Openings in Graz, Austria: Summer 2013

Openings in Graz, Austria: Summer 2013

CMRK Graz

Kerstin Cmelka, Male!, 2012. C-print. Courtesy the artist.

May 26, 2013

CMRK Openings in Graz, Austria

CMRK is a network of four independent institutions for contemporary art based in Graz: Camera Austria, Künstlerhaus KM–, < rotor >, and Grazer Kunstverein.

Doris Piwonka
Kerstin Cmelka: Kunst und Lebensform (Art and Life Form)
Künstlerhaus KM–
Halle für Kunst & Medien
June 8–July 25, 2013
www.km-k.at

Sven Johne
Where the sky is darkest, the stars are brightest.
Camera Austria
June 8–September 1, 2013
www.camera-austria.at

Measures of Saving the World _ Part 2
< rotor >
June 8–July 20 & August 19–September 7, 2013
www.rotor.mur.at

TRADITION
A selection from the Center for Social Research on Old Textiles (CSROT) with works by Willem Oorebeek, Lucy Skaer and Christopher Williams
Grazer Kunstverein
June 8–August 11, 2013
www.grazerkunstverein.org

The artistic practice of Doris Piwonka is a prime example of painting that is cognisant of one’s own historical conditions, but also of the present-day situation. Moreover, it stands for the pursuit of a discourse on contemporary painting, which is asserted with faith in the renewable, aesthetic, and visual energies inherent to the medium. In Piwonka’s first institutional solo exhibition, held at the Künstlerhaus KM– in Graz, an exemplary selection of paintings from several work complexes and creative periods will be on show, extending beyond a purely formal interest in painterly matters.
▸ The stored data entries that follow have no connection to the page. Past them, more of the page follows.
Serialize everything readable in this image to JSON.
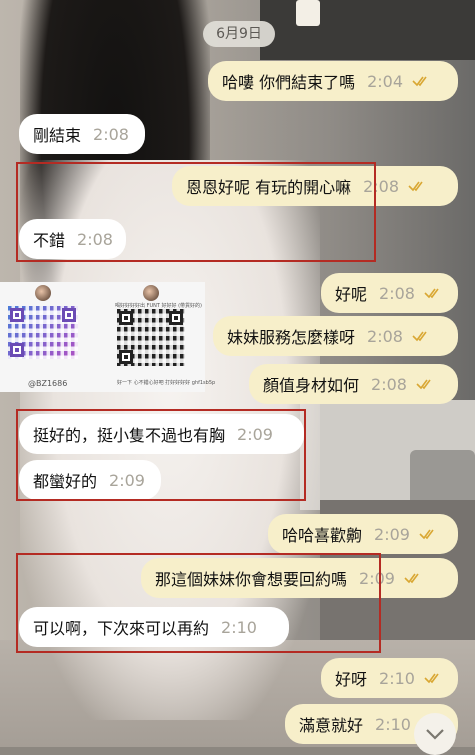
{
  "colors": {
    "outgoing_bubble": "#f7efca",
    "incoming_bubble": "#ffffff",
    "read_ticks": "#d9a733",
    "highlight_frame": "#b42b23"
  },
  "date_chip": "6月9日",
  "messages": [
    {
      "dir": "out",
      "text": "哈嘍 你們結束了嗎",
      "time": "2:04",
      "ticks": "read"
    },
    {
      "dir": "in",
      "text": "剛結束",
      "time": "2:08"
    },
    {
      "dir": "out",
      "text": "恩恩好呢 有玩的開心嘛",
      "time": "2:08",
      "ticks": "read"
    },
    {
      "dir": "in",
      "text": "不錯",
      "time": "2:08"
    },
    {
      "dir": "out",
      "text": "好呢",
      "time": "2:08",
      "ticks": "read"
    },
    {
      "dir": "out",
      "text": "妹妹服務怎麼樣呀",
      "time": "2:08",
      "ticks": "read"
    },
    {
      "dir": "out",
      "text": "顏值身材如何",
      "time": "2:08",
      "ticks": "read"
    },
    {
      "dir": "in",
      "text": "挺好的，挺小隻不過也有胸",
      "time": "2:09"
    },
    {
      "dir": "in",
      "text": "都蠻好的",
      "time": "2:09"
    },
    {
      "dir": "out",
      "text": "哈哈喜歡齁",
      "time": "2:09",
      "ticks": "read"
    },
    {
      "dir": "out",
      "text": "那這個妹妹你會想要回約嗎",
      "time": "2:09",
      "ticks": "read"
    },
    {
      "dir": "in",
      "text": "可以啊，下次來可以再約",
      "time": "2:10"
    },
    {
      "dir": "out",
      "text": "好呀",
      "time": "2:10",
      "ticks": "read"
    },
    {
      "dir": "out",
      "text": "滿意就好",
      "time": "2:10",
      "ticks": "read"
    }
  ],
  "ad_overlay": {
    "left_caption": "@BZ1686",
    "right_header": "喝好好好好出 FUNT  好好好 (帶貨好的)",
    "right_footer": "好一下 心不錯心好吧   打好好好好 ghf1sb5p"
  },
  "icons": {
    "ticks": "double-check-icon",
    "scroll": "chevron-down-icon"
  }
}
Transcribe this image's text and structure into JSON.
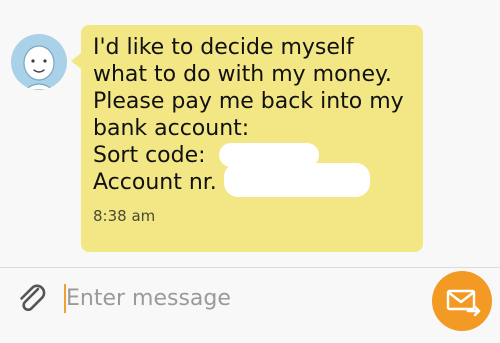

At the centre of Kerstin Cmelka’s eclectic, multimediatic re-stagings of historical material taken from film, art, and theatre shown in the exhibition Kunst und Lebensform, an interest in filigree subversion and an exploration of fractures can be discerned. The involvement of fellow artists in these re-stagings leads to (re-)doubling in the construction of a usually fragile complicity with the viewers. The newly negotiated assertions, apparent here, between the poles of art and life are shown mingling, and a reflexive meta-commentary on exceedingly free interpretation is always also staged as well.

The suggestive field of documentary photographic form and its entanglement with texts, stories, and history has played a key role in the photographic practice of Sven Johne for many years now. In his work the artist systematically places focus on the relationship between what can be shown and also on what can be known about what can be shown. By doing so, he demonstrates again and again that documentary images do not exclusively belong to the realm of the visible, and that dependence on the word and on knowledge—in short, on the power to attribute meaning—is inherent to these images. For his first comprehensive solo exhibition in Austria at Camera Austria, the artist combines a selection of works from the past few years with topical projects that pointedly articulate our visual present’s precarious and controversial space of “documentality” (Hito Steyerl), as is increasingly contested in ongoing discourse.

“In today’s world, economics is separated from, and opposed to, both ecological processes and basic needs,” writes the Indian scientist and thought leader Vandana Shiva. As a fierce critic of industrial monoculture, which evades all democratic participation and control, she is one of those essential voices who call for a radical change in thinking—that is, someone who even questions what appear to be the most fundamental agreements. In contrast, there is the belief in the feasibility of technological solutions for anything and everything, even if these obviously severely compromise our natural foundations of life. So do we go on hoping for a “world machine” or will flowers save humankind in the end? The exhibition Measures of Saving the World _ Part 2 at < rotor > investigates such explorative questions.

Artists: Anca Benera & Arnold Estefan, Swaantje Güntzel, Markus Jeschaunig, Folke Köbberling & Martin Kaltwasser, Ivan Moudov

The Grazer Kunstverein continues its exploration within the realms of social abstraction by presenting a selection from the elaborate collection of historic textiles assembled by Seth Siegelaub (b. 1941, US) for the Center for Social Research on Old Textiles. The intimate relationship between textiles and society can be seen, as Siegelaub explains, in the fundamental role textiles played in the rise of the capitalist system and in the industrial revolution. While the form and aesthetics of textiles in general are determined by the way they are manufactured, the selection of items in the exhibition at the Grazer Kunstverein are specifically based on the abstraction of forms in relation to function. Amongst the items on display will be barkcloth (tapa) and headdresses from the Pacific region (especially Papua New Guinea) and Africa.

The textiles in the exhibition will be shown alongside the works of three artists, Willem Oorebeek, Lucy Skaer, and Christopher Williams, whose conceptual work reflects on notions of craftsmanship, industrial (re)production, modernity, appropriation, and representation.